Анмай помотал головой. В этом сне он тоже был очень молод, его худое мускулистое тело под тонкой тканью грязного, порванного серого комбинезона покрывали запекшиеся ссадины… но что всё это значило?

Внезапно его охватил страх, — он понял, что все жизни всех несчетных его предков решили слиться в нем. Этого ему вовсе не хотелось. Он не хотел утонуть в путанице воспоминаний и перестать быть собой.

Вдруг в его памяти всплыли уже знакомые образы иной давно сгинувшей жизни, и он почувствовал, что задерживаться здесь дальше не стоит. Вряд ли там будет что-то лучше этой дружбы в самом начале времен…

А потом к нему пришли воспоминания совершенно другого рода, — похоже, в его теле, начиная с самого рождения, кроме него жил ещё кто-то, незаметный и абсолютно чужой. От скуки Анмай долго размышлял, что бы это могло быть. Явно не какая-то обособившаяся часть его сознания, — в этом он был совершенно уверен. Это было нечто Извне, нечто, страдающее в чужом мире Реальности, и стремящееся вырваться из него. Что это было? Какая-то часть сознания Создателя, отразившаяся в сотворенной им Вселенной, — пусть даже без его воли? Может быть.
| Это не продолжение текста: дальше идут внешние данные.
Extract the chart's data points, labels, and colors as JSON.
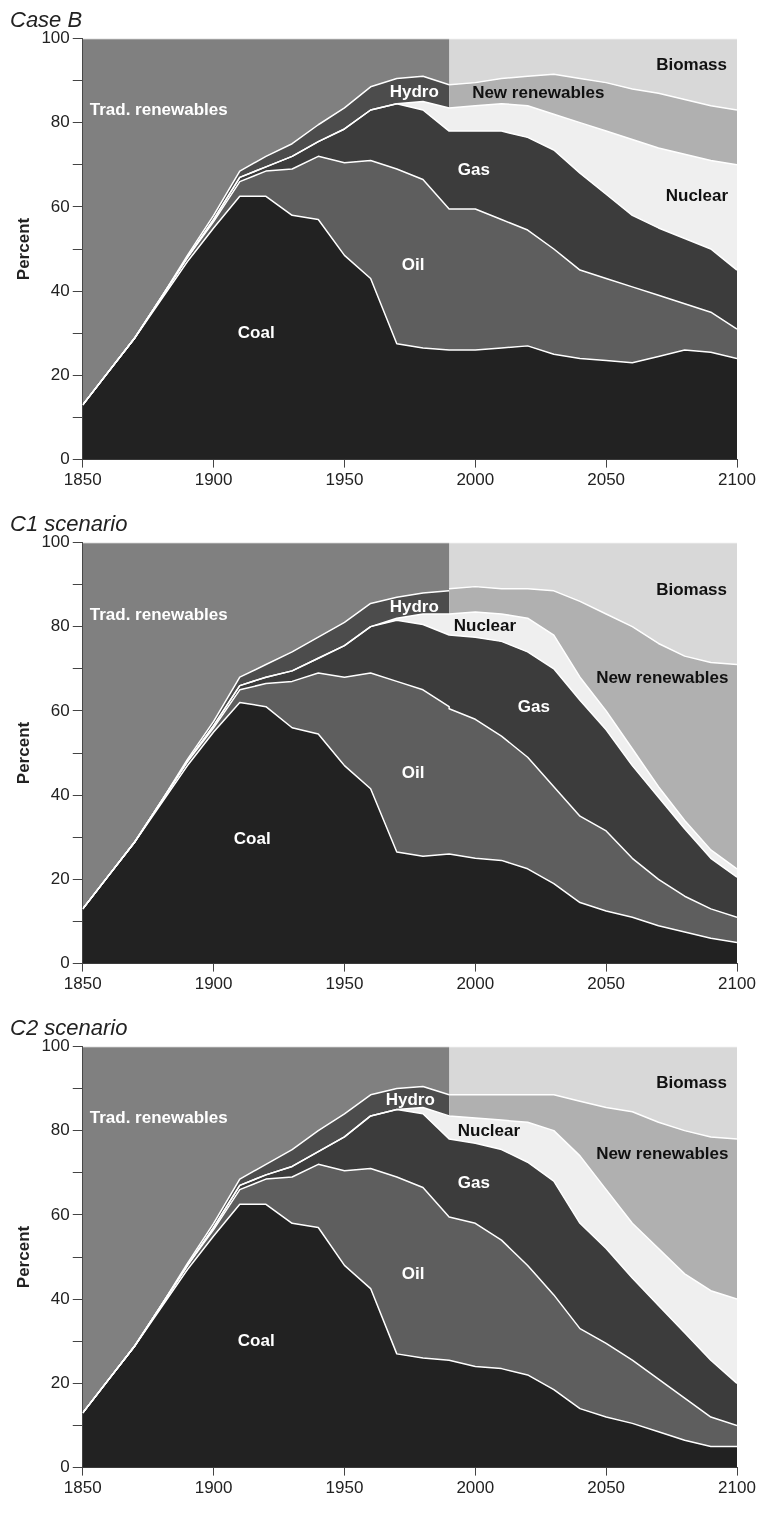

Ведь именно подобной, — нет, той же самой, — части была обязана своим рождением Звезда Бесконечности. Без этого осколка чужой сути он никогда бы не смог оказаться здесь, никогда не смог бы найти дорогу к ней. Может, Создатель хотел, чтобы она нашла его, и рассказала о созданном им мире?

Но, чем бы это ни было, сейчас оно было мертво, — просто сгусток чужих, непонятных воспоминаний, неприятный, но безвредный, словно вросший в тело осколок. Был ли он обязан ему своей невероятной жизнью?

Да, скорее всего. Но его неповторимое сознание сыграло в этом отнюдь не меньшую роль. Пускай его видения были на самом деле лишь воспоминаниями, доставшимися от той, чуждой сущности, — но стремления и желания принадлежали лишь ему. Он рассмеялся, поняв, что принимал прошлое за будущее, и что его будущее на самом деле было столь же зыбко и неверно, как и у всех остальных.

Ты долго уходил от возмездия, приятель, — подумал он. — Но сейчас получишь всё сполна.

Затем Анмай выпрямился, — и бросился со скалы вниз.

* * *

Всю его кожу мгновенно охватила страшная и странная боль, — он чувствовал, что она цела, и вместе с тем чувствовал, что ему причиняют смертельные повреждения. Он отчаянно, почти бессознательно рванулся вверх, одновременно крепко зажмурившись и сжав губы. Его руки и ноги судорожно дергались, — скорее от боли, чем в осознанных усилиях, — но он всё же сумел всплыть. Когда голова и плечи показались над поверхностью, стало немного легче. По крайней мере, он смог уже осознанно управлять своим телом, заставляя его плыть дальше в Море Боли.